This work is dedicated, with tremendous respect, to the Wycliffe Bible Translators, who have done so much, with such dedication, to raise the sights of so many people in all parts of the world.
Rev. Henry E. Ramseyer
The Ramseyer-Northern Bible Society Museum Collection was the hobby and intense interest of the Rev. Henry E. Ramseyer, who was from 1918 until his death in 1945, the Secretary of the Northern Bible Society. He was born in Ontario in 1873, moved in his youth to Michigan, and studied theology at Blufton College in Ohio. He became a minister in 1896 and, coming somewhat by chance to Duluth Minnesota in 1898, he decided that his life's work would be to minister to the lumber and mining camps then developing in northern Minnesota. In Duluth itself he also found a lack of ministry to the poor and homeless, and founded a branch of the Bethel Society, raising funds for the construction of a building which still stands. In 1918, he expanded the work of missions to the workers in northern Minnesota by founding the Northern Bible Society, with the objective of providing the Scriptures to all, at little or no cost, in the languages of their origins. In 1932, the Society erected the Bible House, and in it they had their headquarters, a Book and Bible Shop, and space for the public display of Rev. Ramseyer's private collection.

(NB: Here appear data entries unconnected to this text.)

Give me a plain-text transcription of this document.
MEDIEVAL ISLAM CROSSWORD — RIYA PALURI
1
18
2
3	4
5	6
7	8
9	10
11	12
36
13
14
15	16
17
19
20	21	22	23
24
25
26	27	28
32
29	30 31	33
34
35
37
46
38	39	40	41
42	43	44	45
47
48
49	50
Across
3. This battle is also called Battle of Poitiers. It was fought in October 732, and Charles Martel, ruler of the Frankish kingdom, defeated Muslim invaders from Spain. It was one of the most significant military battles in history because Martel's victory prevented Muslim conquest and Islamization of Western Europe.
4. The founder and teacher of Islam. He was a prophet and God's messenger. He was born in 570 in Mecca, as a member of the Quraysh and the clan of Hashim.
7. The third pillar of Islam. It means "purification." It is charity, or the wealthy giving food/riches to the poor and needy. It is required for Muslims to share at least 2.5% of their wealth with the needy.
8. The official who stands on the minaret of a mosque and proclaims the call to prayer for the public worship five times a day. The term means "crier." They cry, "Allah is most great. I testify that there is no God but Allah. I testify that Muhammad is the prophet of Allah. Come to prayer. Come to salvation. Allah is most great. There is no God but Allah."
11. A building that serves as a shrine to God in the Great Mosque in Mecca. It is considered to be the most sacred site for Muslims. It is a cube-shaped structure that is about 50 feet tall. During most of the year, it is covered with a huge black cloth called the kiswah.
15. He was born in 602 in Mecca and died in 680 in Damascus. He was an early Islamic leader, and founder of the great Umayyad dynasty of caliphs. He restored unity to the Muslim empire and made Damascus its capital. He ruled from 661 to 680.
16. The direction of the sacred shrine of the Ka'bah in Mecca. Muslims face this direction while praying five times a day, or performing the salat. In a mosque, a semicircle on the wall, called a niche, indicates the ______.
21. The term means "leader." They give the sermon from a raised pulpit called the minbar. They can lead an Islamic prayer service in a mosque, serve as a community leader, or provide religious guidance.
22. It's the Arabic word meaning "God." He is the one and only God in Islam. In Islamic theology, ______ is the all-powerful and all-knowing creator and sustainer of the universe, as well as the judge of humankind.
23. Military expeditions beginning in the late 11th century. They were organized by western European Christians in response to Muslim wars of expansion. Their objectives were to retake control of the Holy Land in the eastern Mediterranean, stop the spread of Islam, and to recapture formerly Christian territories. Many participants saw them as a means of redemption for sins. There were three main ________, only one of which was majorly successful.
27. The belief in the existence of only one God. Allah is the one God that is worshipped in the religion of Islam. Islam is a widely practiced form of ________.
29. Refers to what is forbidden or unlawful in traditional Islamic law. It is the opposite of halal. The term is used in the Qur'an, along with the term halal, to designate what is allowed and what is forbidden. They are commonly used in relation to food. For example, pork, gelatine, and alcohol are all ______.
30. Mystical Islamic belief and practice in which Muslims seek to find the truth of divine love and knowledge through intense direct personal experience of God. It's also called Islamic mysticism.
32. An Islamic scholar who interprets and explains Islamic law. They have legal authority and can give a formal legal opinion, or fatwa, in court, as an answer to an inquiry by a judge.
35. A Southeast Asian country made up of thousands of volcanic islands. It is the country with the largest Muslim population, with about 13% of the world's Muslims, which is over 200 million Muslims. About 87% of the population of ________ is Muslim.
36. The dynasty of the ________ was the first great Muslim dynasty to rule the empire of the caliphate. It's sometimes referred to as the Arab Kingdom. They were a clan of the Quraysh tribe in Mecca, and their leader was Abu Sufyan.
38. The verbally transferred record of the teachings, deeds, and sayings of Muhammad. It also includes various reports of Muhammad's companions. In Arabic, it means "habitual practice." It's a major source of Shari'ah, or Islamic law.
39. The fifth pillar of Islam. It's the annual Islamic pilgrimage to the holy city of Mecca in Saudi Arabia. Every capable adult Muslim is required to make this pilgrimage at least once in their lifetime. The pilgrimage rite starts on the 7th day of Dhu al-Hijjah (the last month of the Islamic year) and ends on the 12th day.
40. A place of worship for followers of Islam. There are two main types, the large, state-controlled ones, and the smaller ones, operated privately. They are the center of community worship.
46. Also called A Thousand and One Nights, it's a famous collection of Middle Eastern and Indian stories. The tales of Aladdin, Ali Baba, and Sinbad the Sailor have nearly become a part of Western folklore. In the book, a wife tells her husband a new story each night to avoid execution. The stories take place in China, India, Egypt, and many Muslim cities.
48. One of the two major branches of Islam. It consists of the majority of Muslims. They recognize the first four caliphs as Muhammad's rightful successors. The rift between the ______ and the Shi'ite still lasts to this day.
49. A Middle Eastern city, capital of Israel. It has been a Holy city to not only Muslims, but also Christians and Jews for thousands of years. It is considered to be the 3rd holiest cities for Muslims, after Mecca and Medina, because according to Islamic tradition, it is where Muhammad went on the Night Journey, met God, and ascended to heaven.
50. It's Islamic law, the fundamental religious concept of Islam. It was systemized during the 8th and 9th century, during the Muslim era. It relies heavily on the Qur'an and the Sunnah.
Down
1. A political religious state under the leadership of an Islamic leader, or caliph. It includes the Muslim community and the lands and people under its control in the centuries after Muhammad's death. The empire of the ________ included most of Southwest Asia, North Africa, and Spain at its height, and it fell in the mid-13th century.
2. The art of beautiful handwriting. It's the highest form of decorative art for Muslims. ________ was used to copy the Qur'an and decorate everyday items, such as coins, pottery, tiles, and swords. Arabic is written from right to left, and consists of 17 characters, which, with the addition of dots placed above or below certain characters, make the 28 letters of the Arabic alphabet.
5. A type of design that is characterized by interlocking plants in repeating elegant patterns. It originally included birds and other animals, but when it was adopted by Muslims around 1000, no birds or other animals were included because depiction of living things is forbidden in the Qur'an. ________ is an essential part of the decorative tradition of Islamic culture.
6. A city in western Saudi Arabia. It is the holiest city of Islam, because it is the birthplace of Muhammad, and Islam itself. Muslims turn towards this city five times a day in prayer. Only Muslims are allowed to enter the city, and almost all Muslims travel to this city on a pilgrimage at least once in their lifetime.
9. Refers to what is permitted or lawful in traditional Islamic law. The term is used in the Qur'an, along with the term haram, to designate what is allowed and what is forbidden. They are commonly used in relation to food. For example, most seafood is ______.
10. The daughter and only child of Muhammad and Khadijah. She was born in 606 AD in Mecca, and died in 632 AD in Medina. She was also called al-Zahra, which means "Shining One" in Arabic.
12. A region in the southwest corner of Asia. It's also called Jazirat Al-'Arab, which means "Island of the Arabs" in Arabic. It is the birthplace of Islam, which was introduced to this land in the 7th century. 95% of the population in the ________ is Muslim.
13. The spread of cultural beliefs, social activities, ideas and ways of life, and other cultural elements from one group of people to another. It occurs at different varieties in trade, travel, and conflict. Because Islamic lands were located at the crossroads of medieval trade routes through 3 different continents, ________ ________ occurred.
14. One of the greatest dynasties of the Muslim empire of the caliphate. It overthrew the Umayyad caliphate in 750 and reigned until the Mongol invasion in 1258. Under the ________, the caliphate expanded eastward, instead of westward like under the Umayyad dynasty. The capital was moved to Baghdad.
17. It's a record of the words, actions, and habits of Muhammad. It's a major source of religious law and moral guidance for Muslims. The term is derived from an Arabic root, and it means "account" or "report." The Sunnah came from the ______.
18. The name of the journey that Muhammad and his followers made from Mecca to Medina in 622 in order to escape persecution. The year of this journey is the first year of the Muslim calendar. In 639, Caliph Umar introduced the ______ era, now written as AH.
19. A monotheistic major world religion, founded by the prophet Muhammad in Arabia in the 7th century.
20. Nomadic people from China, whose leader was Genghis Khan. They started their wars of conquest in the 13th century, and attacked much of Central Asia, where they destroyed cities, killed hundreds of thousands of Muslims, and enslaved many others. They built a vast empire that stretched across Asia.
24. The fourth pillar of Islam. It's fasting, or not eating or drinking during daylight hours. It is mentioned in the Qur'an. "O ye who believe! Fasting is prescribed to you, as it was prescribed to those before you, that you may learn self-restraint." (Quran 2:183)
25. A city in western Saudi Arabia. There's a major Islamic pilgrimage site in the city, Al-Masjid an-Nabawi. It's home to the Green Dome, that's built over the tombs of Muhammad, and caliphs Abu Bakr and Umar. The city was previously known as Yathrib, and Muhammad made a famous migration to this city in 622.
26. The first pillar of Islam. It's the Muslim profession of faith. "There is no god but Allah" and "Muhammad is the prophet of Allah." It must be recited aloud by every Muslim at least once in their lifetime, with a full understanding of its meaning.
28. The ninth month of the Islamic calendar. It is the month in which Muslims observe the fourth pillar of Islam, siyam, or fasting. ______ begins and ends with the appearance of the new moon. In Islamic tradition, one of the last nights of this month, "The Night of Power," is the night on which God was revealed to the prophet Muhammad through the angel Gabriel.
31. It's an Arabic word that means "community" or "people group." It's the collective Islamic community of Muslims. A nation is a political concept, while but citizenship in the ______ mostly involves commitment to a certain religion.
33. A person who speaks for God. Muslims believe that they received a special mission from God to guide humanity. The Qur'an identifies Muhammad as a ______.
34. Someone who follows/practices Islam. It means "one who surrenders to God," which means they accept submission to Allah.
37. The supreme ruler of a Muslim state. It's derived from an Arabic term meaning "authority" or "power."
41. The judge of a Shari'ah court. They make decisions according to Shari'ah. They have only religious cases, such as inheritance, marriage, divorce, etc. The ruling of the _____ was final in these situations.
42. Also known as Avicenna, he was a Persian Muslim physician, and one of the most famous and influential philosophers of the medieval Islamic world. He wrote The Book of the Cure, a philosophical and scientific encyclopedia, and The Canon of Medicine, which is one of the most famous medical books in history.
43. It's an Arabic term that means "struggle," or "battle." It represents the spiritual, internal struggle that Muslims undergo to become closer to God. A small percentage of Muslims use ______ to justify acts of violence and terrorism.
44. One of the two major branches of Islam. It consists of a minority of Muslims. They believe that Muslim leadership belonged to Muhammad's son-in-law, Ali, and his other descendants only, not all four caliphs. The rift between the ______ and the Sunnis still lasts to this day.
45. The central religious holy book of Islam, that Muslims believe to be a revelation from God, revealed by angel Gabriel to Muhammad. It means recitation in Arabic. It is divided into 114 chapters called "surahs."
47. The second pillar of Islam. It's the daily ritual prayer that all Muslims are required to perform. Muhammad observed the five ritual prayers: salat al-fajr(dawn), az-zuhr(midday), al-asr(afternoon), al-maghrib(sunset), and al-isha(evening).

The Bible House still stands
today in Duluth, MN
This Collection began with the goal of demonstrating the history of the development of the Bible in English, but gradually became much more extensive in illustrating the whole process of the translation of the Bible, not only into English, but also into many other languages. Connections with the American Bible Society and the British and Foreign Bible Society provided many examples of the work of these translation agencies and not a few examples of rare and unusual editions of the Bible in many languages. Over sixty items in the Collection date from before 1700.
After the death of the Rev. Ramseyer, his daughters carried on the work of publicizing and caring for the Collection, and a contact with the Scripture Gift Mission of London provided a wealth of additional material from the work which that organization has done around the world, not only in spreading the Scriptures in many languages, but also in the teaching of literacy.
Display cases in the Library
In 1979, the Society found itself unable to maintain the Bible House and its services and looked for a suitable place where the Collection might be continued, preferably in the Duluth area, where it had been conceived, developed, and displayed. The Chancellor of the University of Minnesota, Duluth, at that time, the late Robert Heller, offered the services of the campus Library as a permanent home for the Collection. The offer was accepted, and a formal transfer was carried out. Display cases were built for continuing publicity for the Collection.
Since that time, the Society has provided financing to add to the Collection and private donors have been generous in making additional items available which fit into one of the Collection's particular areas of interest, the people who immigrated into this area. Another special area of addition has been the continuing output of new translations of the Bible into English.
The Collection now numbers over 1,800 volumes, representing 410 languages. Some of the more interesting items are four scrolls of the Torah, dating from the 13th to the 19th centuries; a first edition of the King James Bible and the 1750 Challoner revision of the Douay/Rheims Bible; the 1490 edition of the Opuscula of Thomas Aquinas; the 1554 Erasmus Latin text of the New Testament; four editions of the Geneva Bible, and the 1862 facsimile edition made from the one extant copy of the Tyndale New Testament, recently purchased by the British Library.
There are also some unusual translations other than English, such as the first edition of the New Testament in the Cherokee language and script; a lectionary in Aztec; two Gospels in two dialects of Romany; several books of the Bible and selections in the Moon type for the Blind; some 50 languages of Native Americans (several of them in the Evans syllabary); and more than 100 languages of Africa. Two manuscript copies of the Koran add a non-Christian dimension to the Collection.
To illustrate the craft of fine printing contemporary with the first printed editions of the Bible, the Rev. Ramseyer also added some examples of fine printing in the form of books by Stephanus and Elzevier and a facsimile of Erasmus' "Praise of Folly" with marginal illustrations by the younger Holbein.